Wikipedia background discussion (which I see is now absent from their main article):
nostalgia.wikipedia.org/wiki/Mammalia/Talk

PBS background article by Jonathan Marks, a readable though often tendentious anthropologist:
www.pbs.org/race/000_About/002_04-background-01-12.htm

The Milky Way was the only object created from Hera's milk, since no other galaxies were known at the time. It is *the* Milky Way, rather than *a* Milky Way. Presumably, the other galaxies were created by local deities, or in the absence of life elsewhere, made of non-dairy artificial creamer.

Actually, the Greek for milk still is gala, or as they prefer γάλα. Not completely OT. Worth wondering why the word gala has been stable for several thousand years in Greece, while in about 1000 years Latin lactem evolved into (among others) latte in Italy, and the almost parasite-like simplified form lait (pronounced, more or less, leh) in France.

I wonder if anyone has ever done this intentionally to split child-care duties more equitably.

Cases of male milk production are rare, but not unheard of, nor is estrogen treatment needed to induce it. Some known cases are sympathetic reactions, similar to odd cases like the one on one of those crime shows awhile back (CSI maybe?) where the teen girl was lactating, because she "wanted" to be pregnant.

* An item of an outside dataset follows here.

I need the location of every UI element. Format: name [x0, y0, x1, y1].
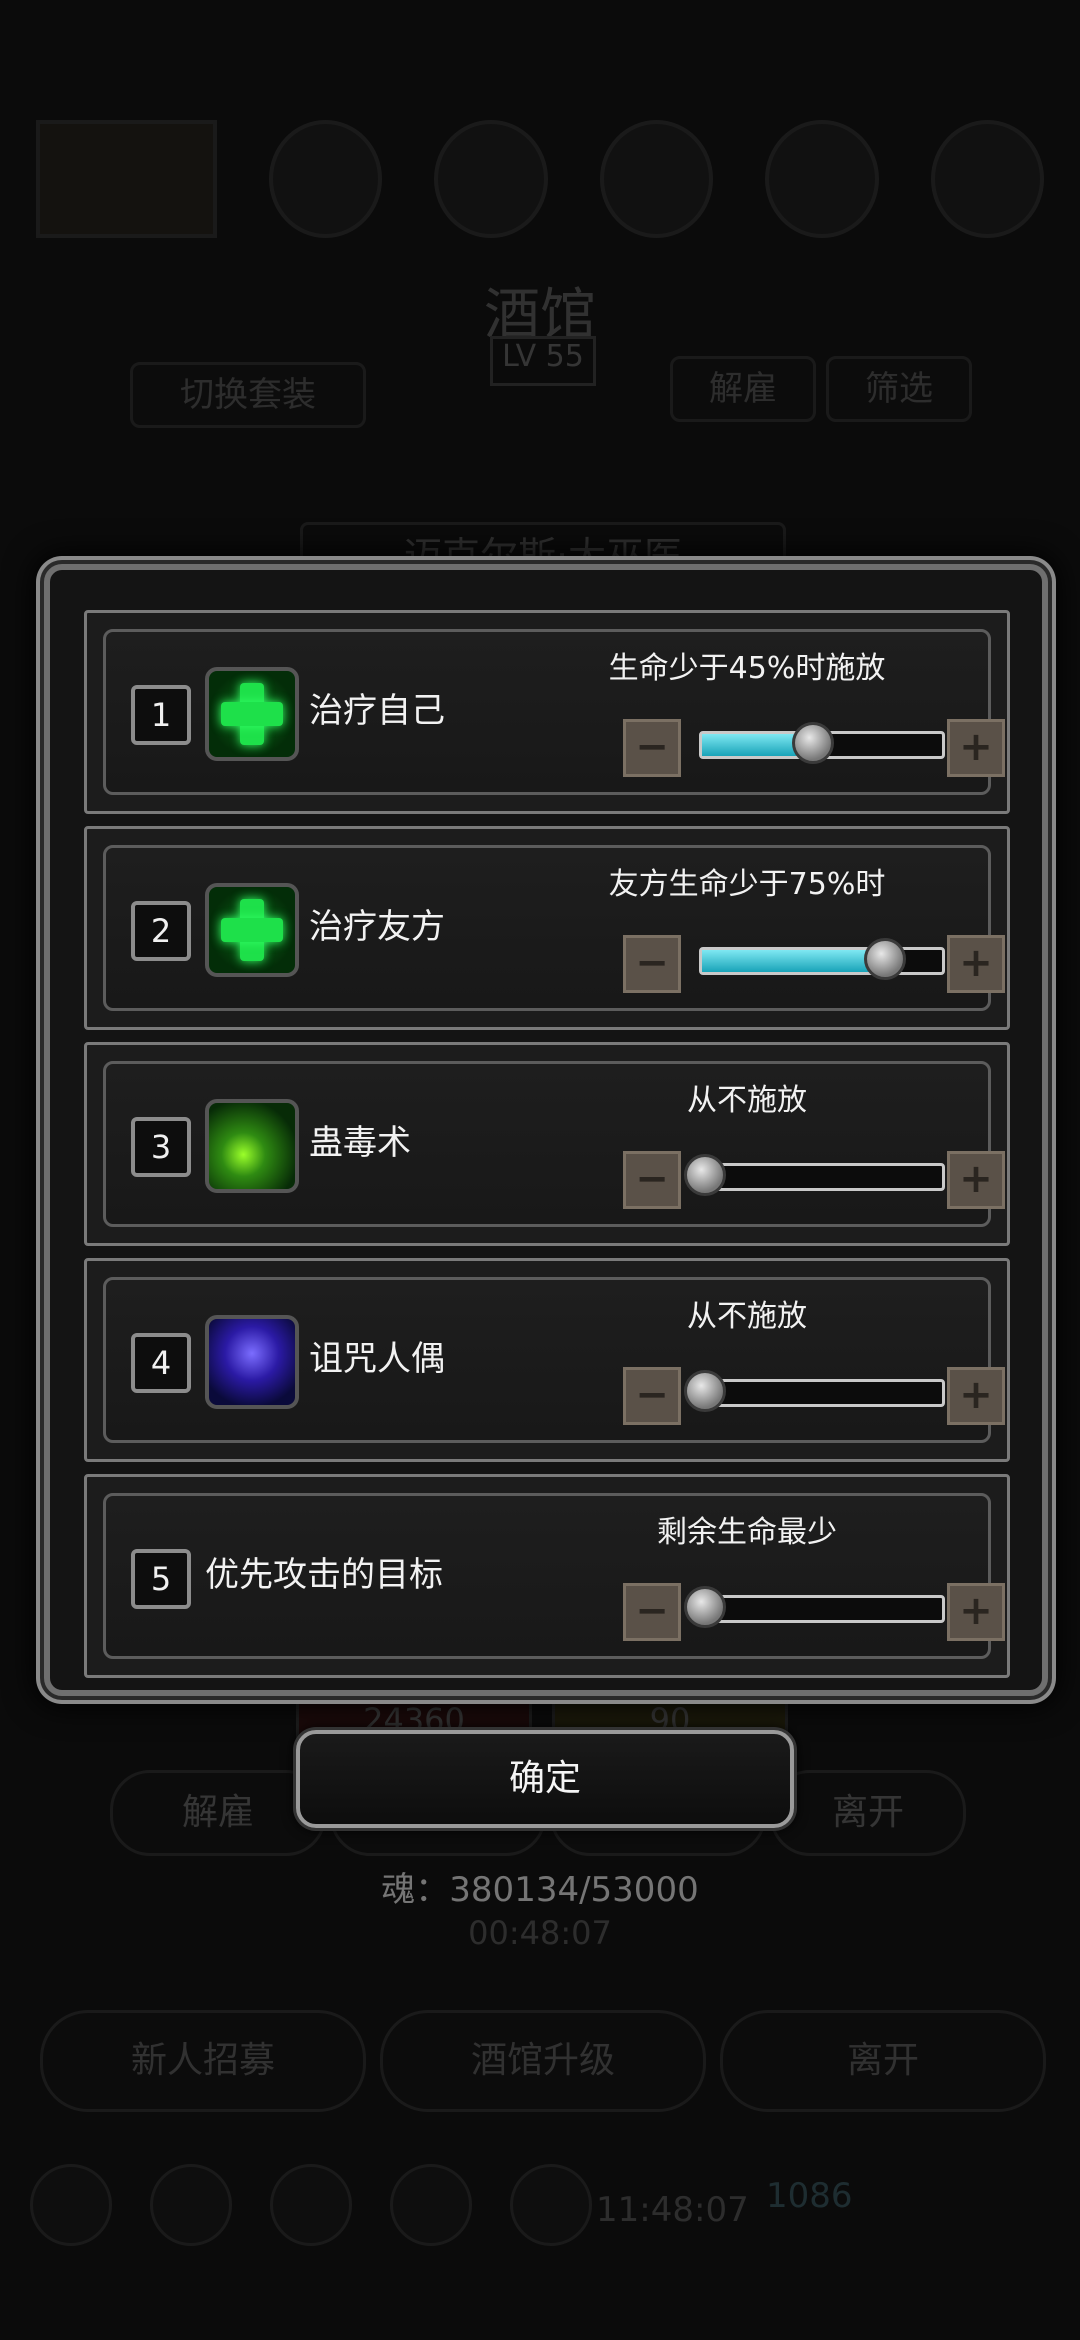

Milk is thought to have evolved from simple, sweaty secretions from the skin that were lapped up by the infant

Not to mention baby koalas which also, IIRC, eat their mother's feces for immune purposes. (Do other marsupials do this too?)

has anyone ever made seal cheese? (or any other "weird" sort of cheese)

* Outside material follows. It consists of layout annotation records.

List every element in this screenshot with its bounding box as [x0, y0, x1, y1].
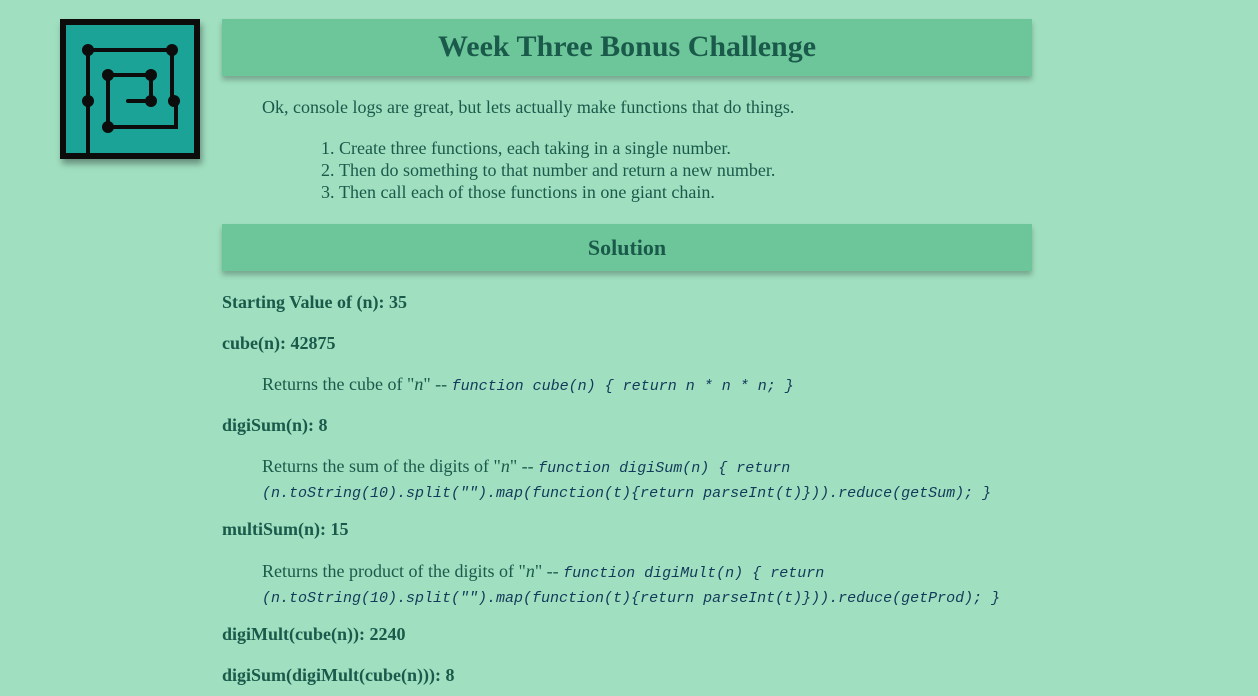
cube-result: cube(n): 42875: [222, 333, 336, 353]
multisum-result: multiSum(n): 15: [222, 519, 349, 539]
digisum-description: Returns the sum of the digits of "n" -- …: [262, 456, 992, 502]
solution-banner: Solution: [222, 224, 1032, 271]
solution-heading: Solution: [587, 235, 667, 260]
list-item: Then call each of those functions in one…: [339, 181, 1032, 203]
page-title-banner: Week Three Bonus Challenge: [222, 19, 1032, 76]
start-value: Starting Value of (n): 35: [222, 292, 408, 312]
digisum-chain-result: digiSum(digiMult(cube(n))): 8: [222, 665, 455, 685]
list-item: Create three functions, each taking in a…: [339, 137, 1032, 159]
digimult-cube-result: digiMult(cube(n)): 2240: [222, 624, 406, 644]
cube-description: Returns the cube of "n" -- function cube…: [262, 374, 794, 395]
page-title: Week Three Bonus Challenge: [437, 30, 817, 63]
list-item: Then do something to that number and ret…: [339, 159, 1032, 181]
main-content: Week Three Bonus Challenge Ok, console l…: [222, 19, 1032, 685]
multisum-description: Returns the product of the digits of "n"…: [262, 561, 1001, 607]
site-logo[interactable]: [60, 19, 200, 159]
steps-list: Create three functions, each taking in a…: [222, 137, 1032, 203]
maze-icon: [60, 19, 200, 159]
digisum-result: digiSum(n): 8: [222, 415, 328, 435]
intro-text: Ok, console logs are great, but lets act…: [262, 97, 795, 117]
cube-code: function cube(n) { return n * n * n; }: [451, 378, 794, 395]
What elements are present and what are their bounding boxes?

Okay, any volunteers for milking a cheetah?

I understand they do make yak cheese in Nepal.

There are a few obvious candidates for weird cheese: pigs, horses, camels, llamas. Do they all just get too cranky if someone tries to milk them?

Also, especially now in the age of breast pumps, I'd actually be pretty surprised if nobody had tried making human cheese.

While reviewing the literature when my wife was breastfeeding, I was amazed to learn of the other beneficial compounds present in breast milk beyond the nutrients you listed here. Breast milk contains TGF-beta1 and 2, the latter of which has been associated, but not yet causally, with decreased incidence of atopic dermatitis and other atopic disorders in breast-fed infants. Interestingly, (and I have yet to understand the mechanism) ingestion of probiotic supplements by nursing Moms increased the TGF-beta2 concentration of their breast milk more than two-fold.

Mind you, I would be extremely cautious about nursing Moms taking any kind of supplements beyond multivitamins, but this was done under the auspices of a clinical trial and is simply just like eating a good helping of yogurt. I'm also amazed that the TGF-beta2 would have oral bioavailability to permit systemic absorption and distribution, but all bets are off in the neonate.

Finally, folks at the University of Arizona have even found that the breast milk of Moms with extremely premature infants have elevated levels of EGF and TGF-alpha and these could certainly have enough local bioavailability to prevent the gastrointestinal disorders associated with extreme preterm births. Unfortunately, these babies are off in the PICU away from their lactating mothers. Of course, they wouldn't survive without intensive care, but there is incredible biological beauty in the attempt by the mother's body to provide greater concentrations of helpful peptides to their premature offspring.

Penguins, pigeons, and flamingos feed their young with a kind of milk, as does the discussfish. More at my URL, along with some speculations about prolactin and nurtuting behavior.

_Ghost Soldiers_ relates that some WWII POWs in the Philippines started to grow breasts and that masectomies were performed on some of them. This book was copyrighted in 2001, which might be too recent for it to be where Davis read it.